The Ice Does Not Melt, by Jesse Lee Kercheval

Unintentionally, as the poems took shape, they reflected each other as well as the photos, and the process of photography. Themes of the interplay of light and darkness, degrees of seeing, and seeing the self, emerged:  “the honey-sun that first bathes/then drowns us in its welcoming light,” “here in the darkroom of mind/this is what happens to love,” “your face/that my fingers trace/is another Braille,” “engraved in the blue/mottle of what’s left/after the longed-for storm,” “she sets the world afire,” and “Lightning straightens your spine.” Not only had our co-creative process allowed us space to look inward, it had also resulted in a dynamic product, the impact of which was yet to be realized.
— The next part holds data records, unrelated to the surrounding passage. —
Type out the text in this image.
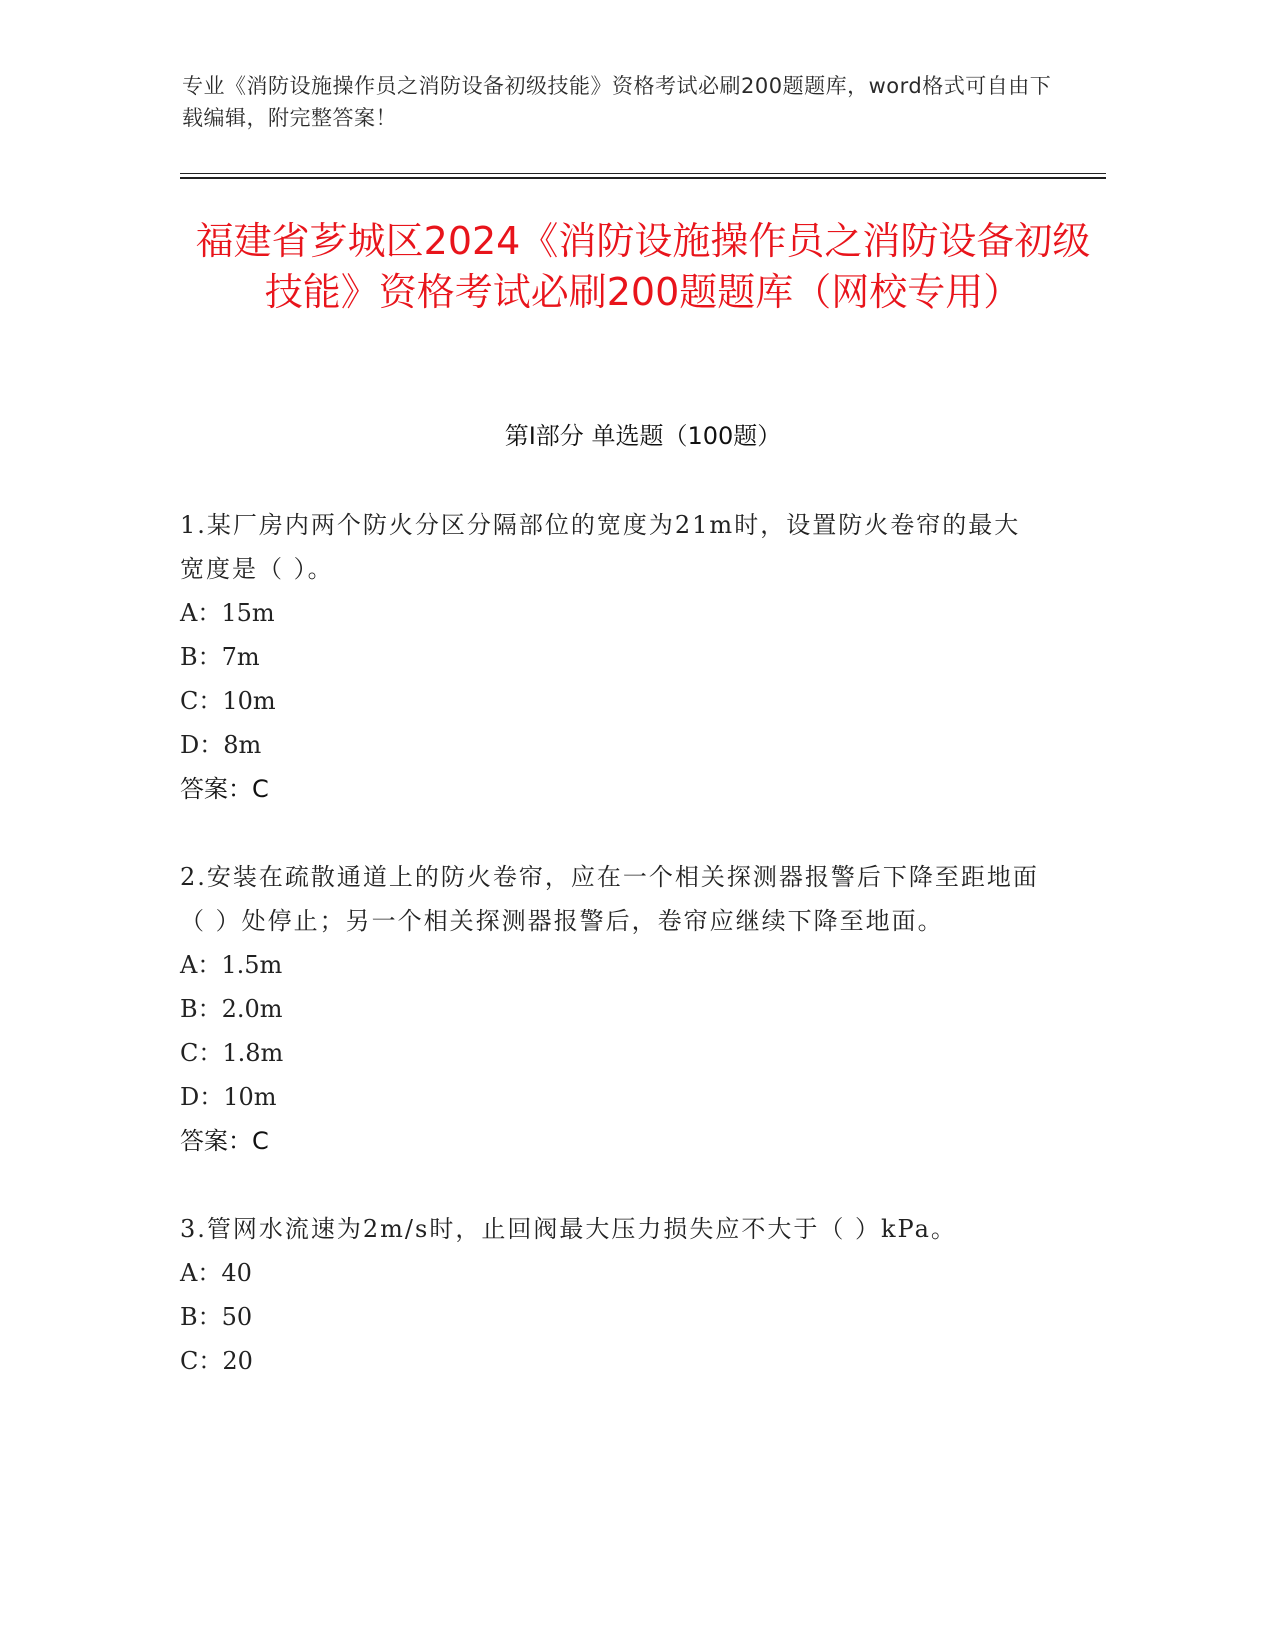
专业《消防设施操作员之消防设备初级技能》资格考试必刷200题题库，word格式可自由下载编辑，附完整答案！
福建省芗城区2024《消防设施操作员之消防设备初级技能》资格考试必刷200题题库（网校专用）
第Ⅰ部分 单选题（100题）

1.某厂房内两个防火分区分隔部位的宽度为21m时，设置防火卷帘的最大宽度是（ ）。

A：15m

B：7m

C：10m

D：8m

答案：C

2.安装在疏散通道上的防火卷帘，应在一个相关探测器报警后下降至距地面（ ）处停止；另一个相关探测器报警后，卷帘应继续下降至地面。

A：1.5m

B：2.0m

C：1.8m

D：10m

答案：C

3.管网水流速为2m/s时，止回阀最大压力损失应不大于（ ）kPa。

A：40

B：50

C：20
The Dark Room in Your Head, by Catherine Jagoe

In addition to the brailled prints and our oral reading of the poems at the first opening, Thomas and Kathi Koegle, WCOB staff member in charge of community outreach and development, made decisions to create and make available a book with photos and poems and a CD with the poems recorded by the poets. A multi-sensory approach seemed consistent with the project’s intent. Our assumptions about the meaning of blindness and visual impairment, about literacy, about story telling, about engagement in the community, began to bubble up.  Interestingly, shortly after the show opened, a New York Times article by Rachel Aviv, “Listening to Braille,” was published.  She points out that Braille, a modified version of the “night writing” used by French soldiers in the early 1800s to allow message-sending in the dark, is now used by less than 10% of the 1.3 million legally blind in America.  Her discussion of the questions raised by the transition from Braille to computerized speech (somewhat parallel to the transition from print to digital text for the sighted) challenges the definition of what it means to be literate, puts the definition of “book” or “read” up for grabs.  E. Ethelbert Miller, a Washington D.C. poet and writer, suggests via his blog that replacement of physical books by E-Books (the physical word by the digital word) could usher in a time where writers are more engaged in their communities:  “Instead of autographing sessions there will be more conversations and dialogue with the public.  Writers will cast aside the role of being entertainers and assist our communities with the task of heavy lifting. The new technology will usher in a new era of freedom and expression.”  In my experience, the collaboration of artists and writers increases the potential to participate in the important, and sometimes critical, discussions necessary for adding value to our world.


The Beginning of Fire, by Alison Townsend

We see and hear what we are open to noticing.  I had the fortune of noticing a friend and fellow creative spirit, working in his backyard on a warm spring evening with its perfect slant of light, its new-green breeze.  I had the fortune of allowing his request to reverberate next to my own inclinations to create, to see from new perspectives, to involve the talents of my fellow writers.  Wright says, “What’re an American photographer and poet to do? Well, go there, auscultate, poke around, come back and report, and put it on view.” “Borderland” is a view created over time by nine artists doing their honest best, with gratitude for the ride.